The North West group sang a song praising its premier, Supra Mahumapelo - " silamulele Supra (Help us Supra)" - while a louder, larger group on the other side of the hall began singing " Zuma, Zuma wethu ".
The Eastern Cape branch then began singing " Thuma mina Oliver Tambo, siyababona bayoyika (Send me Oliver Tambo, we can see that these ones are scared)".
While singing this, the group made soccer gestures with their hands, signalling a change was needed, and began moving towards the large pro-Zuma group from KwaZulu-Natal, North West, Free State, Mpumalanga, Limpopo and the Women’s League.
'We want songs to unite, not to hurt'
The larger crowd hit back at the Eastern Cape group, singing " Sitjele ukuthi uZuma wenzeni (Tell us what Zuma has done?)".
The battle to out-sing each other then moved closer to the stage, where President Jacob Zuma was set to give the opening address.
As they tried to out-sing one another, leaders of the party - including Lindiwe Sisulu, Jeff Radebe and Nkosazana Dlamini-Zuma - rose to their feet to sing along, awkwardly. Eventually, the Eastern Cape group was overpowered by the larger group, which marched and sang in their direction, pushing the smaller group back to their seats.On Thursday, secretary general Gwede Mantashe told reporters that the 5 000 conference delegates would not be allowed to sing divisive songs or cast aspersions on any current leader.
He said songs that hurt the feelings of individuals would not be allowed.
"We know established songs of the movement; we will not tamper with them because there is a conference. But we will tamper with new songs that are intended to hurt the feelings of our leaders. We want songs to unite, not to hurt."
'We are not complete'
The conference gets underway amidst divisions over a fiercely contested leadership race between Deputy President Cyril Ramaphosa and NEC member Nkosazana Dlamini-Zuma, as well as calls for Zuma to step down.
Shortly before Zuma's opening address got underway, a large segment of delegates began singing " Asiphelelanga. Kushoda umnotho, awukho la. Hayi hayi asiphelelanga (We are not complete, we still need the economy, it's not here. No. No. We are not complete)".
A heated debate is expected at the conference, with party factions arguing over the definition of radical economic transformation and whether the domination of capital should be racially defined.
Mantashe said the country's current economic crisis would take centre stage, so that swift action could be taken to mitigate any further damage.
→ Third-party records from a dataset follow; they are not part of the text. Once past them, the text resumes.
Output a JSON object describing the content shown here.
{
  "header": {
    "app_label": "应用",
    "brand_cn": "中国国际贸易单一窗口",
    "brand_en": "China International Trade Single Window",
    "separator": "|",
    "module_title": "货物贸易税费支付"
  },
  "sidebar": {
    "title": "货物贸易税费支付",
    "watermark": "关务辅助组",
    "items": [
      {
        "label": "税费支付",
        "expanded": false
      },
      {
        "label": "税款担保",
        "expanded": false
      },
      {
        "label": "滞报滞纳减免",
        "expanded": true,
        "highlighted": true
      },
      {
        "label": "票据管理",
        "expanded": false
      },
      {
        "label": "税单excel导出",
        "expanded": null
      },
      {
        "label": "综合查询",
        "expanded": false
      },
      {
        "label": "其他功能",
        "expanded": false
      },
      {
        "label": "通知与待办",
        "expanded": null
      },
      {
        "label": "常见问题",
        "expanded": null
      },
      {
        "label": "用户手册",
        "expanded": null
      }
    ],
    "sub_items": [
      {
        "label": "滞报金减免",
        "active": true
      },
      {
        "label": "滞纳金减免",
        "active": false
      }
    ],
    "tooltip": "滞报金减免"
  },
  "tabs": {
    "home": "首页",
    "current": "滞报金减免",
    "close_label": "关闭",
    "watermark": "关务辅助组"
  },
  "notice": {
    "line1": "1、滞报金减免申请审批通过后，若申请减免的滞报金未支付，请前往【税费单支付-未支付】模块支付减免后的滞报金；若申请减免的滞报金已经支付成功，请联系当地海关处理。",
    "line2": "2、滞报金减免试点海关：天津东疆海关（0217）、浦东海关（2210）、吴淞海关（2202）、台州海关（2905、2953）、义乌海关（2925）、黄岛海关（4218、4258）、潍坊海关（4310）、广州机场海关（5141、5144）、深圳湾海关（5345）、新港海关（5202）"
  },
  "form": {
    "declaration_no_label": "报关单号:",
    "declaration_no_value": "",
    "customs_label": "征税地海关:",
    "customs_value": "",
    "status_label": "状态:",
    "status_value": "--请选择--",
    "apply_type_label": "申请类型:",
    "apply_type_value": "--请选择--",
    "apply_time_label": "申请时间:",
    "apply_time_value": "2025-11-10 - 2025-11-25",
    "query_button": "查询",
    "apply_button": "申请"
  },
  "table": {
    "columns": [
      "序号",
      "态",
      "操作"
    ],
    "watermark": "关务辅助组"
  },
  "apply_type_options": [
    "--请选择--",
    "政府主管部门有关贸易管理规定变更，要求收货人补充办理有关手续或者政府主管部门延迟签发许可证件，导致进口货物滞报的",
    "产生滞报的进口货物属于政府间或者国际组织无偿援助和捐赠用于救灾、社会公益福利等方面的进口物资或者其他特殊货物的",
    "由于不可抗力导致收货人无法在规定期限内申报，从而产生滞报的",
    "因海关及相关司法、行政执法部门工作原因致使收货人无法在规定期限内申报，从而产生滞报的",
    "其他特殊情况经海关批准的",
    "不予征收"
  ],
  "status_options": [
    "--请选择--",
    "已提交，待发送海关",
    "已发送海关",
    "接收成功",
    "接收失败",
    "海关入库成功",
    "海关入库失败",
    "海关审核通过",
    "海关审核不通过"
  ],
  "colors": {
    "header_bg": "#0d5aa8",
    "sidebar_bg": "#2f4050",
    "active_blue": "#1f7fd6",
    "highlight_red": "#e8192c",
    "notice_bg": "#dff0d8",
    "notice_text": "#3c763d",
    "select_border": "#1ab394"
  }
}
South Africa is in a technical recession, its unemployment rate is at a 14-year high, it has suffered junk status downgrades by three ratings agencies and, on top of that, it faces potential interest rate and electricity price hikes.
This spell of gloomy news also follows growing tension between government and business since Zuma gave respected former finance minister Pravin Gordhan his marching orders.